FNU is a national leader in diversity, equity, and inclusion and a two-time winner of the INSIGHT Into Diversity Higher Education Excellence in Diversity Award 2018 and 2019.
What are you most excited about with your new position?
I have been involved with diversity, equity, and inclusion efforts in the background for many years. Now, I have the opportunity to propel this role forward in my influential nursing career as the Chief Diversity and Inclusion Officer at FNU. In this role, I can expand the impact of diversity, equity, and inclusion efforts at FNU to improve the health outcomes of diverse patient populations in underserved and rural areas in the U.S.
What strategies do you feel will have the most positive impact on the FNU community?
Administration is tremendously supportive of diversity, equity, and inclusion initiatives at FNU. This support transcends the level of comfort needed to productively perform in the role of Chief Diversity and Inclusion Officer. Embodying transformational leadership characteristics, implementing the team-based approach to confronting diversity, equity, and inclusion issues, and soliciting the perspectives of students, faculty, and staff will be instrumental in disseminating a powerful culture of diversity, equity, and inclusion at FNU. This approach will also ensure the direct involvement and ownership of the entire FNU community in the continuous transformation process.
What are the biggest challenges that you will face in your new role?

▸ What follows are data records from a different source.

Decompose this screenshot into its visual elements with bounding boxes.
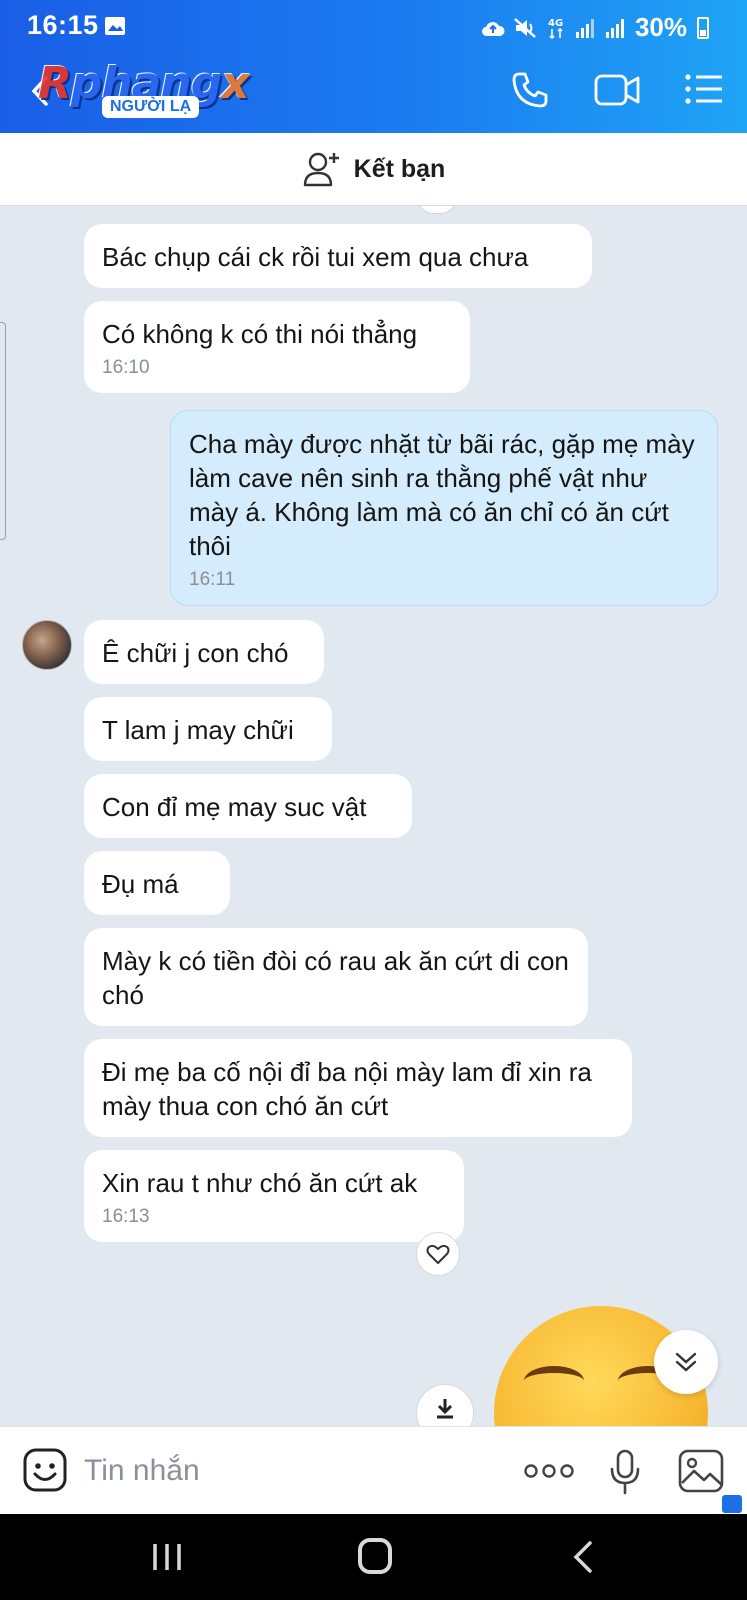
svg-text:4G: 4G xyxy=(548,18,563,29)
message-text: T lam j may chữi xyxy=(102,715,294,745)
status-bar: 16:15 4G 30% xyxy=(0,0,747,50)
message-bubble[interactable]: Bác chụp cái ck rồi tui xem qua chưa xyxy=(84,224,592,288)
message-text: Cha mày được nhặt từ bãi rác, gặp mẹ mày… xyxy=(189,429,695,561)
message-bubble[interactable]: T lam j may chữi xyxy=(84,697,332,761)
battery-icon xyxy=(697,16,709,39)
message-bubble[interactable]: Đi mẹ ba cố nội đỉ ba nội mày lam đỉ xin… xyxy=(84,1039,632,1137)
battery-percent: 30% xyxy=(634,12,687,42)
signal-icon xyxy=(575,18,594,38)
image-icon[interactable] xyxy=(678,1449,724,1493)
video-icon[interactable] xyxy=(594,72,640,108)
message-bubble[interactable]: Con đỉ mẹ may suc vật xyxy=(84,774,412,838)
message-text: Xin rau t như chó ăn cứt ak xyxy=(102,1168,418,1198)
scroll-indicator xyxy=(416,206,458,214)
message-bubble[interactable]: Xin rau t như chó ăn cứt ak 16:13 xyxy=(84,1150,464,1242)
message-time: 16:10 xyxy=(102,357,150,378)
add-person-icon xyxy=(303,152,339,187)
cloud-upload-icon xyxy=(481,21,505,36)
folder-badge-icon xyxy=(722,1495,742,1513)
message-time: 16:11 xyxy=(189,569,236,590)
message-bubble[interactable]: Ê chữi j con chó xyxy=(84,620,324,684)
message-text: Mày k có tiền đòi có rau ak ăn cứt di co… xyxy=(102,946,569,1010)
heart-reaction-button[interactable] xyxy=(416,1232,460,1276)
avatar[interactable] xyxy=(22,620,72,670)
call-icon[interactable] xyxy=(510,70,550,110)
menu-icon[interactable] xyxy=(684,72,724,106)
more-options-icon[interactable] xyxy=(524,1461,574,1481)
status-time: 16:15 xyxy=(27,10,99,40)
system-navigation-bar xyxy=(0,1514,747,1600)
message-composer xyxy=(0,1426,747,1514)
chat-header: Rphangx NGƯỜI LẠ xyxy=(0,50,747,133)
network-4g-icon: 4G xyxy=(548,18,563,39)
download-icon xyxy=(437,1399,453,1419)
double-chevron-down-icon xyxy=(675,1352,697,1372)
message-text: Ê chữi j con chó xyxy=(102,638,289,668)
gallery-notification-icon xyxy=(105,17,125,35)
message-text: Đi mẹ ba cố nội đỉ ba nội mày lam đỉ xin… xyxy=(102,1057,592,1121)
message-text: Đụ má xyxy=(102,869,179,899)
status-indicators: 4G 30% xyxy=(481,12,709,43)
message-input[interactable] xyxy=(84,1449,484,1493)
heart-icon xyxy=(426,1244,450,1264)
sticker-icon[interactable] xyxy=(22,1447,68,1493)
stranger-badge: NGƯỜI LẠ xyxy=(102,96,200,118)
message-bubble[interactable]: Mày k có tiền đòi có rau ak ăn cứt di co… xyxy=(84,928,588,1026)
message-text: Có không k có thi nói thẳng xyxy=(102,319,418,349)
message-text: Con đỉ mẹ may suc vật xyxy=(102,792,367,822)
message-time: 16:13 xyxy=(102,1206,150,1227)
recents-icon[interactable] xyxy=(150,1542,184,1572)
microphone-icon[interactable] xyxy=(608,1449,642,1495)
top-bar: 16:15 4G 30% Rphangx NGƯỜI LẠ xyxy=(0,0,747,133)
message-bubble[interactable]: Đụ má xyxy=(84,851,230,915)
sticker-eye xyxy=(524,1366,584,1396)
home-icon[interactable] xyxy=(358,1538,392,1574)
mute-icon xyxy=(514,17,536,38)
edge-handle[interactable] xyxy=(0,322,6,540)
chat-messages: Bác chụp cái ck rồi tui xem qua chưa Có … xyxy=(0,206,747,1426)
signal-icon-2 xyxy=(605,18,624,38)
message-bubble[interactable]: Có không k có thi nói thẳng 16:10 xyxy=(84,301,470,393)
message-text: Bác chụp cái ck rồi tui xem qua chưa xyxy=(102,242,529,272)
message-bubble-sent[interactable]: Cha mày được nhặt từ bãi rác, gặp mẹ mày… xyxy=(170,410,718,606)
download-button[interactable] xyxy=(416,1384,474,1426)
add-friend-label: Kết bạn xyxy=(353,154,446,183)
add-friend-button[interactable]: Kết bạn xyxy=(0,133,747,206)
nav-back-icon[interactable] xyxy=(572,1540,594,1574)
scroll-to-bottom-button[interactable] xyxy=(654,1330,718,1394)
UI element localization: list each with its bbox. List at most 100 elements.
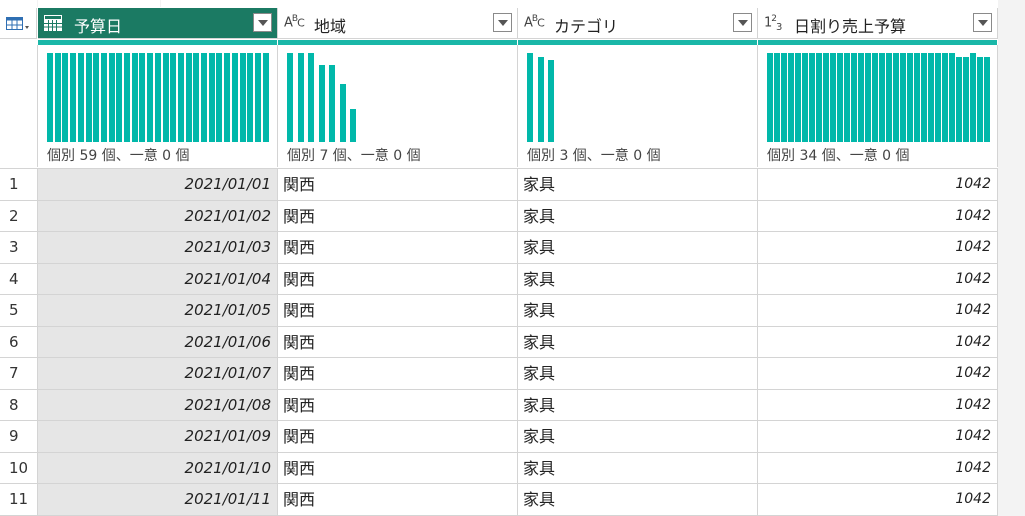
cell-category[interactable]: 家具 bbox=[518, 295, 758, 326]
row-number[interactable]: 11 bbox=[0, 484, 38, 515]
distribution-bar bbox=[70, 53, 77, 142]
distribution-stat: 個別 3 個、一意 0 個 bbox=[527, 148, 661, 164]
cell-category[interactable]: 家具 bbox=[518, 263, 758, 295]
cell-region[interactable]: 関西 bbox=[278, 200, 518, 232]
distribution-bar bbox=[54, 53, 61, 142]
distribution-bar bbox=[193, 53, 200, 142]
distribution-bar bbox=[809, 53, 815, 142]
cell-daily-budget[interactable]: 1042 bbox=[758, 295, 998, 326]
distribution-bar bbox=[914, 53, 920, 142]
cell-budget-date[interactable]: 2021/01/03 bbox=[38, 232, 278, 263]
cell-category[interactable]: 家具 bbox=[518, 484, 758, 515]
cell-budget-date[interactable]: 2021/01/01 bbox=[38, 169, 278, 200]
distribution-bar bbox=[239, 53, 246, 142]
cell-region[interactable]: 関西 bbox=[278, 389, 518, 421]
row-number[interactable]: 10 bbox=[0, 452, 38, 484]
cell-daily-budget[interactable]: 1042 bbox=[758, 263, 998, 295]
distribution-bar bbox=[907, 53, 913, 142]
cell-category[interactable]: 家具 bbox=[518, 326, 758, 358]
distribution-bar bbox=[977, 57, 983, 142]
cell-daily-budget[interactable]: 1042 bbox=[758, 358, 998, 389]
row-number[interactable]: 7 bbox=[0, 358, 38, 389]
cell-category[interactable]: 家具 bbox=[518, 200, 758, 232]
cell-daily-budget[interactable]: 1042 bbox=[758, 452, 998, 484]
calendar-table-icon bbox=[44, 15, 62, 31]
cell-region[interactable]: 関西 bbox=[278, 358, 518, 389]
distribution-chart bbox=[47, 53, 269, 142]
column-filter-dropdown[interactable] bbox=[493, 13, 512, 32]
column-distribution: 個別 59 個、一意 0 個 bbox=[38, 45, 278, 167]
column-header-budget-date[interactable]: 予算日 bbox=[38, 8, 278, 39]
cell-budget-date[interactable]: 2021/01/07 bbox=[38, 358, 278, 389]
distribution-bar bbox=[893, 53, 899, 142]
column-distribution: 個別 34 個、一意 0 個 bbox=[758, 45, 998, 167]
cell-daily-budget[interactable]: 1042 bbox=[758, 232, 998, 263]
distribution-bar bbox=[956, 57, 962, 142]
distribution-bar bbox=[131, 53, 138, 142]
row-number[interactable]: 9 bbox=[0, 421, 38, 452]
cell-daily-budget[interactable]: 1042 bbox=[758, 200, 998, 232]
distribution-bar bbox=[865, 53, 871, 142]
cell-region[interactable]: 関西 bbox=[278, 421, 518, 452]
column-distribution: 個別 7 個、一意 0 個 bbox=[278, 45, 518, 167]
distribution-bar bbox=[928, 53, 934, 142]
cell-category[interactable]: 家具 bbox=[518, 389, 758, 421]
distribution-bar bbox=[788, 53, 794, 142]
cell-budget-date[interactable]: 2021/01/09 bbox=[38, 421, 278, 452]
number-type-icon: 123 bbox=[764, 14, 782, 33]
distribution-bar bbox=[47, 53, 53, 142]
column-header-daily-budget[interactable]: 123 日割り売上予算 bbox=[758, 8, 998, 39]
distribution-bar bbox=[62, 53, 69, 142]
column-filter-dropdown[interactable] bbox=[973, 13, 992, 32]
cell-category[interactable]: 家具 bbox=[518, 169, 758, 200]
cell-region[interactable]: 関西 bbox=[278, 232, 518, 263]
cell-budget-date[interactable]: 2021/01/06 bbox=[38, 326, 278, 358]
distribution-bar bbox=[224, 53, 231, 142]
cell-budget-date[interactable]: 2021/01/04 bbox=[38, 263, 278, 295]
distribution-bar bbox=[254, 53, 261, 142]
cell-budget-date[interactable]: 2021/01/11 bbox=[38, 484, 278, 515]
row-number[interactable]: 1 bbox=[0, 169, 38, 200]
row-number[interactable]: 2 bbox=[0, 200, 38, 232]
cell-region[interactable]: 関西 bbox=[278, 263, 518, 295]
distribution-bar bbox=[767, 53, 773, 142]
cell-budget-date[interactable]: 2021/01/02 bbox=[38, 200, 278, 232]
distribution-bar bbox=[935, 53, 941, 142]
row-number[interactable]: 8 bbox=[0, 389, 38, 421]
distribution-bar bbox=[858, 53, 864, 142]
cell-daily-budget[interactable]: 1042 bbox=[758, 421, 998, 452]
distribution-bar bbox=[823, 53, 829, 142]
distribution-bar bbox=[774, 53, 780, 142]
cell-category[interactable]: 家具 bbox=[518, 232, 758, 263]
cell-daily-budget[interactable]: 1042 bbox=[758, 326, 998, 358]
table-menu-button[interactable] bbox=[0, 8, 37, 39]
cell-daily-budget[interactable]: 1042 bbox=[758, 169, 998, 200]
distribution-bar bbox=[872, 53, 878, 142]
column-title: 予算日 bbox=[74, 17, 123, 36]
data-grid: 予算日 ABC 地域 ABC カテゴリ 123 日割り売上予算 個別 59 個、… bbox=[0, 0, 1025, 516]
cell-region[interactable]: 関西 bbox=[278, 326, 518, 358]
cell-daily-budget[interactable]: 1042 bbox=[758, 389, 998, 421]
distribution-bar bbox=[262, 53, 269, 142]
cell-daily-budget[interactable]: 1042 bbox=[758, 484, 998, 515]
row-number[interactable]: 3 bbox=[0, 232, 38, 263]
cell-region[interactable]: 関西 bbox=[278, 452, 518, 484]
row-number[interactable]: 5 bbox=[0, 295, 38, 326]
cell-region[interactable]: 関西 bbox=[278, 169, 518, 200]
distribution-bar bbox=[942, 53, 948, 142]
cell-category[interactable]: 家具 bbox=[518, 452, 758, 484]
column-header-category[interactable]: ABC カテゴリ bbox=[518, 8, 758, 39]
cell-region[interactable]: 関西 bbox=[278, 295, 518, 326]
column-filter-dropdown[interactable] bbox=[733, 13, 752, 32]
row-number[interactable]: 6 bbox=[0, 326, 38, 358]
column-header-region[interactable]: ABC 地域 bbox=[278, 8, 518, 39]
row-number[interactable]: 4 bbox=[0, 263, 38, 295]
cell-category[interactable]: 家具 bbox=[518, 421, 758, 452]
cell-region[interactable]: 関西 bbox=[278, 484, 518, 515]
cell-budget-date[interactable]: 2021/01/05 bbox=[38, 295, 278, 326]
vertical-scrollbar[interactable] bbox=[998, 0, 1025, 516]
cell-budget-date[interactable]: 2021/01/08 bbox=[38, 389, 278, 421]
column-filter-dropdown[interactable] bbox=[253, 13, 272, 32]
cell-category[interactable]: 家具 bbox=[518, 358, 758, 389]
cell-budget-date[interactable]: 2021/01/10 bbox=[38, 452, 278, 484]
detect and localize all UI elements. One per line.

As the Chief Diversity and Inclusion Officer, I expect the following challenges:
- Upholding accountability for implicit bias in the FNU community
- Increasing the integration of atypical, diverse populations and perspectives into the FNU community
- Providing support for the changes
These challenges are expected to resolve as constituents become more informed and proactive within the diverse and inclusive FNU community.
What is a fun fact about you?
I love to travel! I have been to Washington, D.C., approximately 10 times in the past three years for the purpose of advancing the nursing profession. I feel like D.C. is my home away from home.